The Counterintuitive Lesson

In some workloads, a bigger warehouse can cost less.

1. Faster execution means earlier suspend

Queries completed faster on SMALL, so the warehouse reached AUTO_SUSPEND = 60 sooner. Less runtime plus less idle overhead translated to fewer daily credits.

2. Higher concurrency can reduce cluster sprawl

Concurrency must match workload shape. In our case, moving from default 8 down to 2 first improved isolation for heavy MERGE jobs, then landing at 3 with SMALL gave the right balance of throughput and stability.

3. Less queueing improves throughput and utilization

With 87% less queue time, work finished in tighter windows. The warehouse did useful work and went to sleep sooner.

Key Takeaways

  1. Do not assume smaller is always cheaper.
  2. Monitor queued_overload_time closely.
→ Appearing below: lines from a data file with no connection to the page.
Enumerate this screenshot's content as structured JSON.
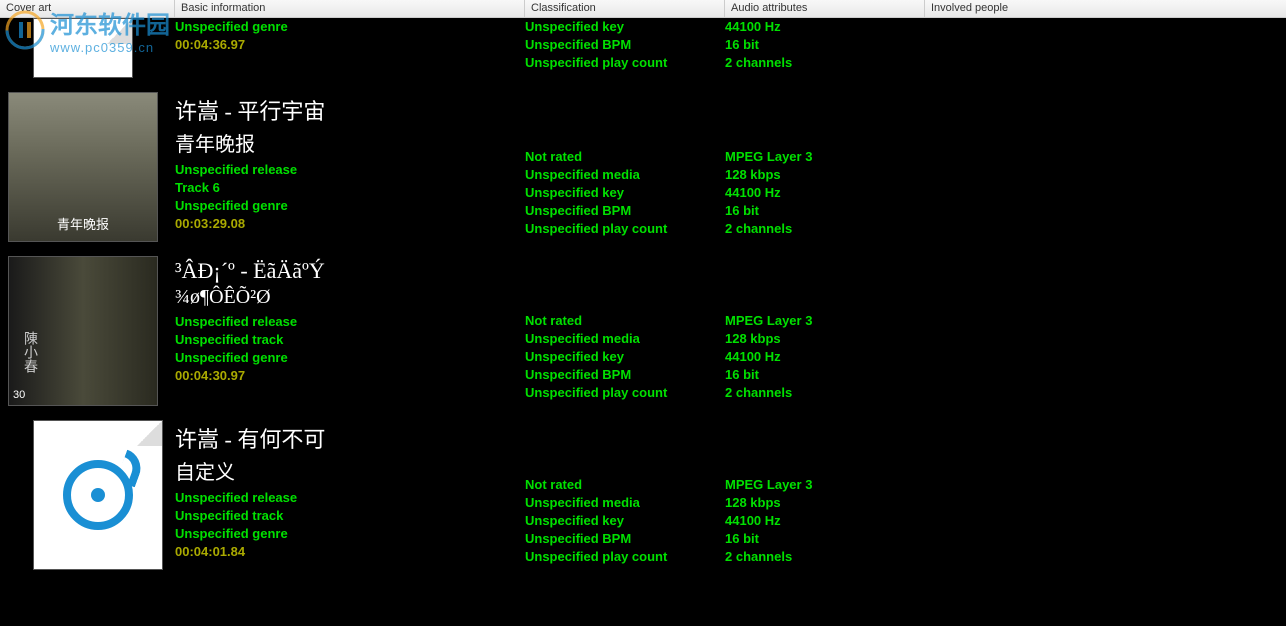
{
  "watermark": {
    "text": "河东软件园",
    "url": "www.pc0359.cn"
  },
  "headers": {
    "cover": "Cover art",
    "basic": "Basic information",
    "classification": "Classification",
    "audio": "Audio attributes",
    "people": "Involved people"
  },
  "tracks": [
    {
      "cover_type": "partial",
      "title": "",
      "album": "",
      "release": "Unspecified genre",
      "track": "",
      "genre": "",
      "duration": "00:04:36.97",
      "rating": "Unspecified key",
      "media": "Unspecified BPM",
      "key": "Unspecified play count",
      "bpm": "",
      "playcount": "",
      "format": "44100 Hz",
      "bitrate": "16 bit",
      "samplerate": "2 channels",
      "bitdepth": "",
      "channels": ""
    },
    {
      "cover_type": "photo1",
      "cover_text": "青年晚报",
      "title": "许嵩 - 平行宇宙",
      "album": "青年晚报",
      "release": "Unspecified release",
      "track": "Track 6",
      "genre": "Unspecified genre",
      "duration": "00:03:29.08",
      "rating": "Not rated",
      "media": "Unspecified media",
      "key": "Unspecified key",
      "bpm": "Unspecified BPM",
      "playcount": "Unspecified play count",
      "format": "MPEG Layer 3",
      "bitrate": "128 kbps",
      "samplerate": "44100 Hz",
      "bitdepth": "16 bit",
      "channels": "2 channels"
    },
    {
      "cover_type": "photo2",
      "cover_text": "陳小春",
      "cover_subtext": "30",
      "title": "³ÂÐ¡´º - ËãÄãºÝ",
      "album": "¾ø¶ÔÊÕ²Ø",
      "release": "Unspecified release",
      "track": "Unspecified track",
      "genre": "Unspecified genre",
      "duration": "00:04:30.97",
      "rating": "Not rated",
      "media": "Unspecified media",
      "key": "Unspecified key",
      "bpm": "Unspecified BPM",
      "playcount": "Unspecified play count",
      "format": "MPEG Layer 3",
      "bitrate": "128 kbps",
      "samplerate": "44100 Hz",
      "bitdepth": "16 bit",
      "channels": "2 channels"
    },
    {
      "cover_type": "default",
      "title": "许嵩 - 有何不可",
      "album": "自定义",
      "release": "Unspecified release",
      "track": "Unspecified track",
      "genre": "Unspecified genre",
      "duration": "00:04:01.84",
      "rating": "Not rated",
      "media": "Unspecified media",
      "key": "Unspecified key",
      "bpm": "Unspecified BPM",
      "playcount": "Unspecified play count",
      "format": "MPEG Layer 3",
      "bitrate": "128 kbps",
      "samplerate": "44100 Hz",
      "bitdepth": "16 bit",
      "channels": "2 channels"
    }
  ]
}
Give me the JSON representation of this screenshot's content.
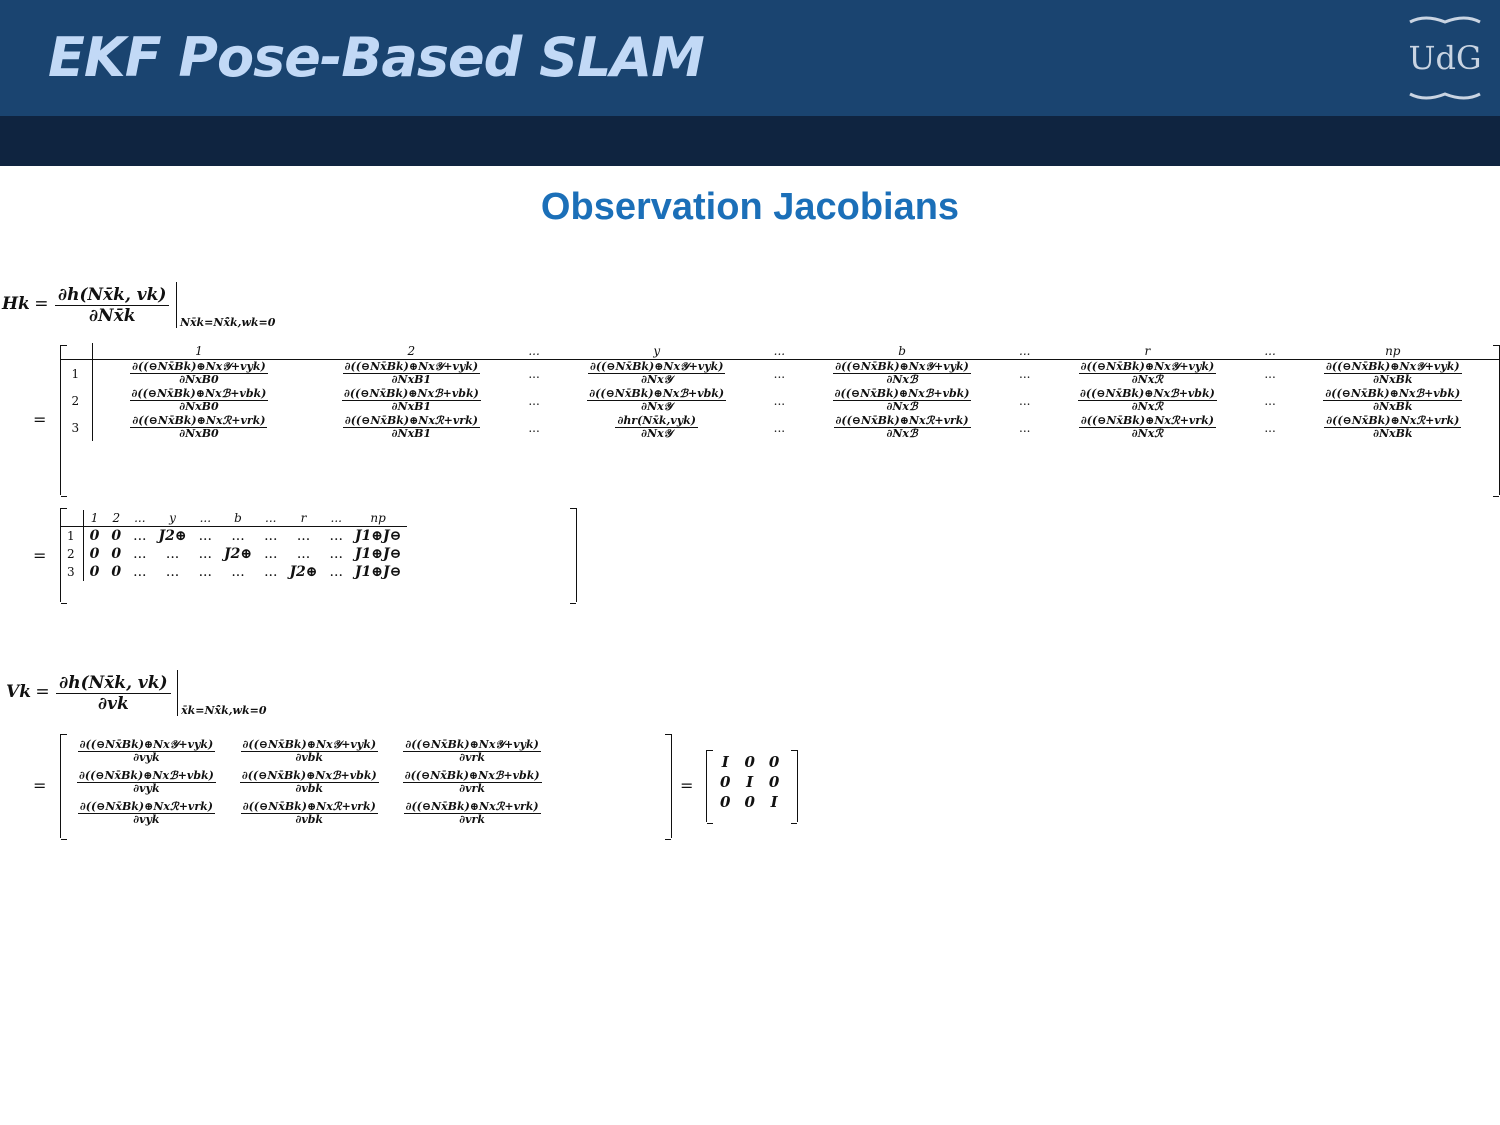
{
  "header": {
    "title": "EKF Pose-Based SLAM",
    "logo_text": "UdG"
  },
  "slide": {
    "subtitle": "Observation Jacobians"
  },
  "H": {
    "lhs": "Hk",
    "equals": "=",
    "num": "∂h(Nx̄k, vk)",
    "den": "∂Nx̄k",
    "eval": "Nx̄k=Nx̄̂k,wk=0",
    "cols": [
      "1",
      "2",
      "...",
      "y",
      "...",
      "b",
      "...",
      "r",
      "...",
      "np"
    ],
    "rows": [
      {
        "label": "1",
        "cells": [
          {
            "n": "∂((⊖Nx̄Bk)⊕Nx𝒴+vyk)",
            "d": "∂NxB0"
          },
          {
            "n": "∂((⊖Nx̄Bk)⊕Nx𝒴+vyk)",
            "d": "∂NxB1"
          },
          {
            "n": "...",
            "d": ""
          },
          {
            "n": "∂((⊖Nx̄Bk)⊕Nx𝒴+vyk)",
            "d": "∂Nx𝒴"
          },
          {
            "n": "...",
            "d": ""
          },
          {
            "n": "∂((⊖Nx̄Bk)⊕Nx𝒴+vyk)",
            "d": "∂Nxℬ"
          },
          {
            "n": "...",
            "d": ""
          },
          {
            "n": "∂((⊖Nx̄Bk)⊕Nx𝒴+vyk)",
            "d": "∂Nxℛ"
          },
          {
            "n": "...",
            "d": ""
          },
          {
            "n": "∂((⊖Nx̄Bk)⊕Nx𝒴+vyk)",
            "d": "∂NxBk"
          }
        ]
      },
      {
        "label": "2",
        "cells": [
          {
            "n": "∂((⊖Nx̄Bk)⊕Nxℬ+vbk)",
            "d": "∂NxB0"
          },
          {
            "n": "∂((⊖Nx̄Bk)⊕Nxℬ+vbk)",
            "d": "∂NxB1"
          },
          {
            "n": "...",
            "d": ""
          },
          {
            "n": "∂((⊖Nx̄Bk)⊕Nxℬ+vbk)",
            "d": "∂Nx𝒴"
          },
          {
            "n": "...",
            "d": ""
          },
          {
            "n": "∂((⊖Nx̄Bk)⊕Nxℬ+vbk)",
            "d": "∂Nxℬ"
          },
          {
            "n": "...",
            "d": ""
          },
          {
            "n": "∂((⊖Nx̄Bk)⊕Nxℬ+vbk)",
            "d": "∂Nxℛ"
          },
          {
            "n": "...",
            "d": ""
          },
          {
            "n": "∂((⊖Nx̄Bk)⊕Nxℬ+vbk)",
            "d": "∂NxBk"
          }
        ]
      },
      {
        "label": "3",
        "cells": [
          {
            "n": "∂((⊖Nx̄Bk)⊕Nxℛ+vrk)",
            "d": "∂NxB0"
          },
          {
            "n": "∂((⊖Nx̄Bk)⊕Nxℛ+vrk)",
            "d": "∂NxB1"
          },
          {
            "n": "...",
            "d": ""
          },
          {
            "n": "∂hr(Nx̄k,vyk)",
            "d": "∂Nx𝒴"
          },
          {
            "n": "...",
            "d": ""
          },
          {
            "n": "∂((⊖Nx̄Bk)⊕Nxℛ+vrk)",
            "d": "∂Nxℬ"
          },
          {
            "n": "...",
            "d": ""
          },
          {
            "n": "∂((⊖Nx̄Bk)⊕Nxℛ+vrk)",
            "d": "∂Nxℛ"
          },
          {
            "n": "...",
            "d": ""
          },
          {
            "n": "∂((⊖Nx̄Bk)⊕Nxℛ+vrk)",
            "d": "∂NxBk"
          }
        ]
      }
    ],
    "simple_cols": [
      "1",
      "2",
      "...",
      "y",
      "...",
      "b",
      "...",
      "r",
      "...",
      "np"
    ],
    "simple_rows": [
      {
        "label": "1",
        "cells": [
          "0",
          "0",
          "...",
          "J2⊕",
          "...",
          "...",
          "...",
          "...",
          "...",
          "J1⊕J⊖"
        ]
      },
      {
        "label": "2",
        "cells": [
          "0",
          "0",
          "...",
          "...",
          "...",
          "J2⊕",
          "...",
          "...",
          "...",
          "J1⊕J⊖"
        ]
      },
      {
        "label": "3",
        "cells": [
          "0",
          "0",
          "...",
          "...",
          "...",
          "...",
          "...",
          "J2⊕",
          "...",
          "J1⊕J⊖"
        ]
      }
    ]
  },
  "V": {
    "lhs": "Vk",
    "equals": "=",
    "num": "∂h(Nx̄k, vk)",
    "den": "∂vk",
    "eval": "x̄k=Nx̄̂k,wk=0",
    "rows": [
      [
        {
          "n": "∂((⊖Nx̄Bk)⊕Nx𝒴+vyk)",
          "d": "∂vyk"
        },
        {
          "n": "∂((⊖Nx̄Bk)⊕Nx𝒴+vyk)",
          "d": "∂vbk"
        },
        {
          "n": "∂((⊖Nx̄Bk)⊕Nx𝒴+vyk)",
          "d": "∂vrk"
        }
      ],
      [
        {
          "n": "∂((⊖Nx̄Bk)⊕Nxℬ+vbk)",
          "d": "∂vyk"
        },
        {
          "n": "∂((⊖Nx̄Bk)⊕Nxℬ+vbk)",
          "d": "∂vbk"
        },
        {
          "n": "∂((⊖Nx̄Bk)⊕Nxℬ+vbk)",
          "d": "∂vrk"
        }
      ],
      [
        {
          "n": "∂((⊖Nx̄Bk)⊕Nxℛ+vrk)",
          "d": "∂vyk"
        },
        {
          "n": "∂((⊖Nx̄Bk)⊕Nxℛ+vrk)",
          "d": "∂vbk"
        },
        {
          "n": "∂((⊖Nx̄Bk)⊕Nxℛ+vrk)",
          "d": "∂vrk"
        }
      ]
    ],
    "identity": [
      [
        "I",
        "0",
        "0"
      ],
      [
        "0",
        "I",
        "0"
      ],
      [
        "0",
        "0",
        "I"
      ]
    ]
  }
}
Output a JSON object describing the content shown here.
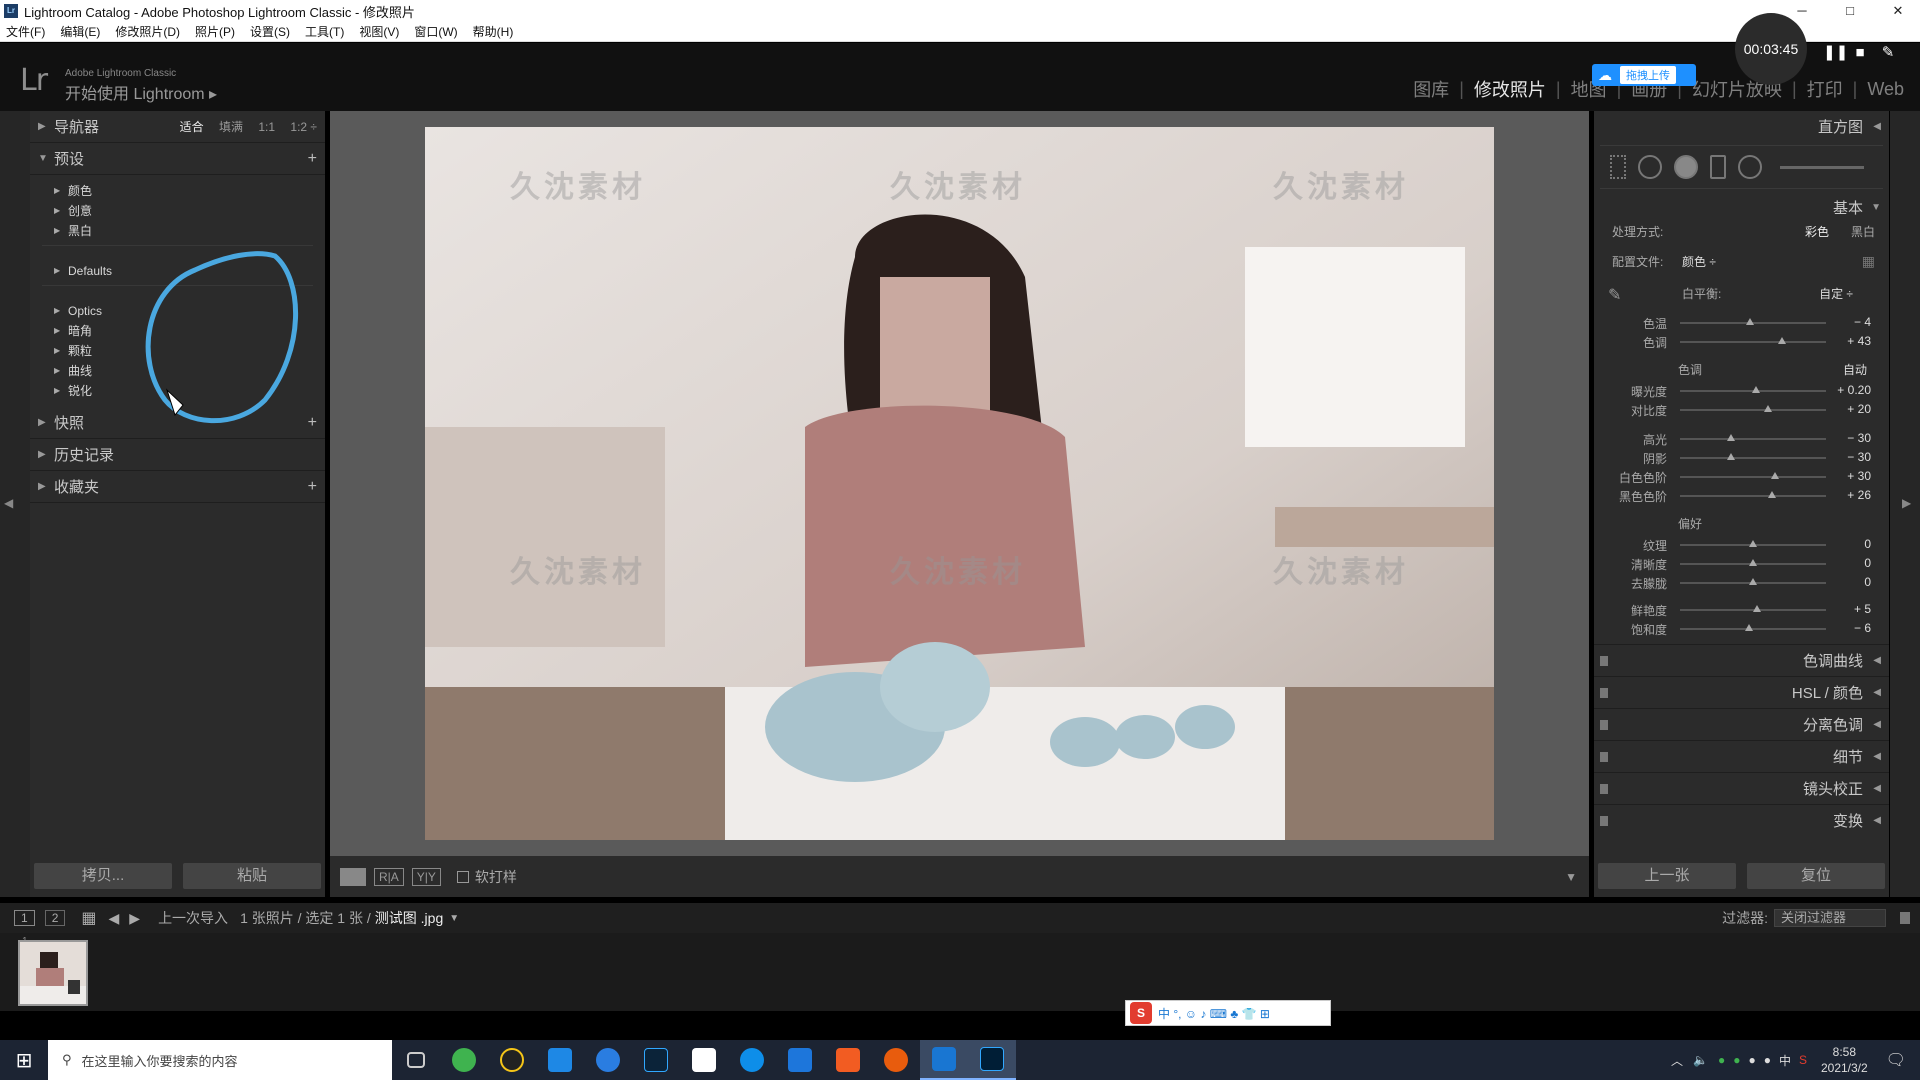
{
  "window": {
    "title": "Lightroom Catalog - Adobe Photoshop Lightroom Classic - 修改照片",
    "minimize": "─",
    "maximize": "□",
    "close": "✕"
  },
  "menu": [
    "文件(F)",
    "编辑(E)",
    "修改照片(D)",
    "照片(P)",
    "设置(S)",
    "工具(T)",
    "视图(V)",
    "窗口(W)",
    "帮助(H)"
  ],
  "recorder": {
    "time": "00:03:45"
  },
  "identity": {
    "logo": "Lr",
    "product": "Adobe Lightroom Classic",
    "start": "开始使用 Lightroom ▸"
  },
  "modules": [
    "图库",
    "修改照片",
    "地图",
    "画册",
    "幻灯片放映",
    "打印",
    "Web"
  ],
  "upload_badge": {
    "label": "拖拽上传"
  },
  "left_panel": {
    "navigator": {
      "title": "导航器",
      "options": [
        "适合",
        "填满",
        "1:1",
        "1:2 ÷"
      ]
    },
    "presets": {
      "title": "预设",
      "items": [
        "颜色",
        "创意",
        "黑白"
      ],
      "defaults": "Defaults",
      "items2": [
        "Optics",
        "暗角",
        "颗粒",
        "曲线",
        "锐化"
      ]
    },
    "snapshots": "快照",
    "history": "历史记录",
    "collections": "收藏夹",
    "copy_button": "拷贝...",
    "paste_button": "粘贴"
  },
  "watermark": "久沈素材",
  "toolbar": {
    "soft_proof": "软打样"
  },
  "right_panel": {
    "histogram": "直方图",
    "basic": "基本",
    "treatment_label": "处理方式:",
    "treatment_color": "彩色",
    "treatment_bw": "黑白",
    "profile_label": "配置文件:",
    "profile_value": "颜色 ÷",
    "wb_label": "白平衡:",
    "wb_value": "自定 ÷",
    "wb_sliders": [
      {
        "label": "色温",
        "value": "− 4",
        "pos": 0.48
      },
      {
        "label": "色调",
        "value": "+ 43",
        "pos": 0.7
      }
    ],
    "tone_label": "色调",
    "tone_auto": "自动",
    "tone_sliders": [
      {
        "label": "曝光度",
        "value": "+ 0.20",
        "pos": 0.52
      },
      {
        "label": "对比度",
        "value": "+ 20",
        "pos": 0.6
      }
    ],
    "tone_sliders2": [
      {
        "label": "高光",
        "value": "− 30",
        "pos": 0.35
      },
      {
        "label": "阴影",
        "value": "− 30",
        "pos": 0.35
      },
      {
        "label": "白色色阶",
        "value": "+ 30",
        "pos": 0.65
      },
      {
        "label": "黑色色阶",
        "value": "+ 26",
        "pos": 0.63
      }
    ],
    "presence_label": "偏好",
    "presence_sliders": [
      {
        "label": "纹理",
        "value": "0",
        "pos": 0.5
      },
      {
        "label": "清晰度",
        "value": "0",
        "pos": 0.5
      },
      {
        "label": "去朦胧",
        "value": "0",
        "pos": 0.5
      }
    ],
    "presence_sliders2": [
      {
        "label": "鲜艳度",
        "value": "+ 5",
        "pos": 0.53
      },
      {
        "label": "饱和度",
        "value": "− 6",
        "pos": 0.47
      }
    ],
    "sections": [
      "色调曲线",
      "HSL / 颜色",
      "分离色调",
      "细节",
      "镜头校正",
      "变换"
    ],
    "prev_button": "上一张",
    "reset_button": "复位"
  },
  "filmstrip": {
    "views": [
      "1",
      "2"
    ],
    "source": "上一次导入",
    "count": "1 张照片 / 选定 1 张 /",
    "filename": "测试图 .jpg",
    "filter_label": "过滤器:",
    "filter_value": "关闭过滤器",
    "thumb_number": "1"
  },
  "taskbar": {
    "search_placeholder": "在这里输入你要搜索的内容",
    "ime_lang": "中",
    "time": "8:58",
    "date": "2021/3/2"
  },
  "ime_bar": {
    "items": "中 °, ☺ ♪ ⌨ ♣ 👕 ⊞"
  }
}
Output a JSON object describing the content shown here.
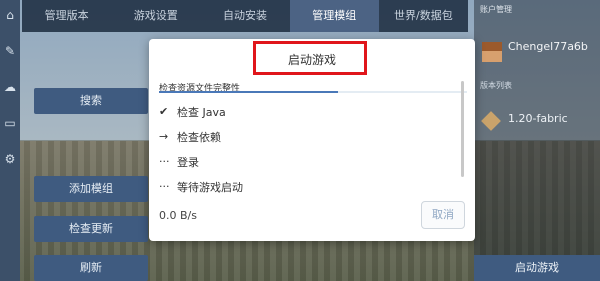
{
  "tabs": [
    "管理版本",
    "游戏设置",
    "自动安装",
    "管理模组",
    "世界/数据包"
  ],
  "left_buttons": {
    "search": "搜索",
    "add_mod": "添加模组",
    "check_update": "检查更新",
    "refresh": "刷新"
  },
  "right_panel": {
    "title": "账户管理",
    "username": "Chengel77a6b",
    "section": "版本列表",
    "version": "1.20-fabric",
    "launch": "启动游戏"
  },
  "modal": {
    "title": "启动游戏",
    "task_label": "检查资源文件完整性",
    "progress": 0.58,
    "steps": [
      {
        "symbol": "✔",
        "label": "检查 Java"
      },
      {
        "symbol": "→",
        "label": "检查依赖"
      },
      {
        "symbol": "···",
        "label": "登录"
      },
      {
        "symbol": "···",
        "label": "等待游戏启动"
      }
    ],
    "speed": "0.0 B/s",
    "cancel": "取消"
  },
  "icons": [
    "home-icon",
    "wrench-icon",
    "download-icon",
    "gamepad-icon",
    "gear-icon"
  ],
  "colors": {
    "highlight": "#e0161b",
    "accent": "#4a78b8",
    "nav": "#3c5069"
  }
}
Persistent queueing often means you are under-sized or under-concurrented.
  3. Tune MAX_CONCURRENCY_LEVEL with warehouse size and workload type; they should be optimized together.
  4. Isolate heavyweight large-table workflows into a dedicated warehouse to reduce overlap and contention.
  5. Use both QUERY_HISTORY (performance) and WAREHOUSE_METERING_HISTORY (cost) for before/after decisions.
  6. Keep aggressive auto-suspend for bursty workloads. Faster queries plus short suspend windows compound savings.

Closing Thought

Warehouse right-sizing is a performance and FinOps exercise, not just a cost-control exercise. In many real workloads, a slightly larger warehouse with slightly higher concurrency can win on both speed and spend.

Disclosure and Scope

  • Results reflect our specific environment and workload profile; outcomes may vary.

This analysis used Snowflake built-in ACCOUNT_USAGE views only. No third-party monitoring stack required.